One day, Tessal set out alone on his usual salvage run. He combed through piles of scrap, picking over wires, broken gears, and discarded tools, his mind already churning with ideas. Lately, he had been fixated on the notion of building a robot. The problem was, he couldn't decide what kind. A helper? A spy? A fighter? The possibilities tangled in his thoughts like the wires in his hands, and he wasn't sure where to begin.
Tessal trudged back from the salvage heaps, arms loaded with odds and ends—copper wires tangled like vines, a cracked lens, and a few battered cogs he thought he could smooth back into shape. The Terminal's smoke hung low in the air, clinging to his clothes as he made his way toward his little workshop.
On the path, a flicker of movement caught his eye. A beetle, its shell glinting green in the dim light, scurried across the broken planks. Tessal paused, crouching down to watch it. The way its legs worked—so precise, so efficient—made his mind buzz.

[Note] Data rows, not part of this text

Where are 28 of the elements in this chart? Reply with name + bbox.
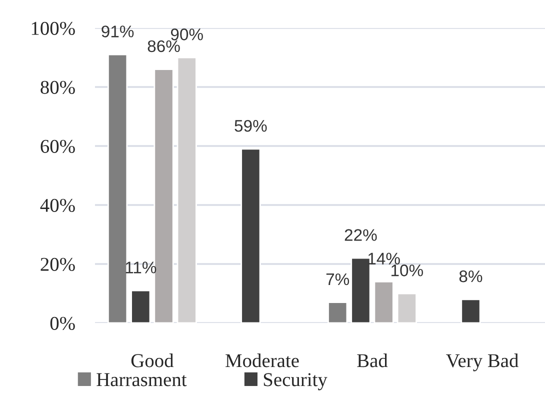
data-label: 14%	[368, 252, 400, 264]
bar	[130, 290, 151, 323]
data-label: 22%	[344, 229, 377, 241]
x-tick-label: Bad	[357, 354, 388, 368]
bar	[240, 148, 261, 323]
data-label: 91%	[102, 26, 134, 38]
legend-label: Harrasment	[96, 373, 187, 386]
bar	[396, 292, 417, 323]
data-label: 86%	[148, 40, 180, 52]
data-label: 59%	[234, 120, 267, 132]
x-tick-label: Moderate	[226, 354, 299, 368]
legend-label: Security	[264, 373, 328, 390]
bar	[176, 56, 197, 323]
y-tick-label: 80%	[40, 80, 75, 94]
data-label: 7%	[326, 273, 350, 286]
bar	[328, 302, 348, 323]
bar	[460, 298, 481, 323]
data-label: 90%	[170, 28, 203, 40]
x-tick-label: Very Bad	[446, 354, 518, 372]
data-label: 8%	[459, 270, 482, 282]
bar	[374, 281, 394, 323]
y-tick-label: 100%	[32, 22, 75, 35]
y-tick-label: 40%	[40, 198, 75, 212]
y-tick-label: 0%	[50, 316, 75, 330]
x-tick-label: Good	[131, 354, 174, 368]
y-tick-label: 60%	[40, 140, 75, 153]
data-label: 10%	[392, 264, 424, 276]
y-tick-label: 20%	[40, 258, 75, 271]
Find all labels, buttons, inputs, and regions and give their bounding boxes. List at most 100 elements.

And then, like a spark leaping from a loose wire, the thought struck him.
Mechanical insects.
The idea hit with such force he almost dropped his bundle of scrap. Insects were small, quick, and could crawl where no one else could. Perfect for spying, distracting, even sabotaging if built right. His eyes widened as he imagined swarms of little creations—some designed to scout, others to sting, maybe even one or two tough enough to fight.
By the time he reached his workshop, his hands were already twitching with the need to sketch. The piles of junk before him no longer looked like trash but the building blocks of something new.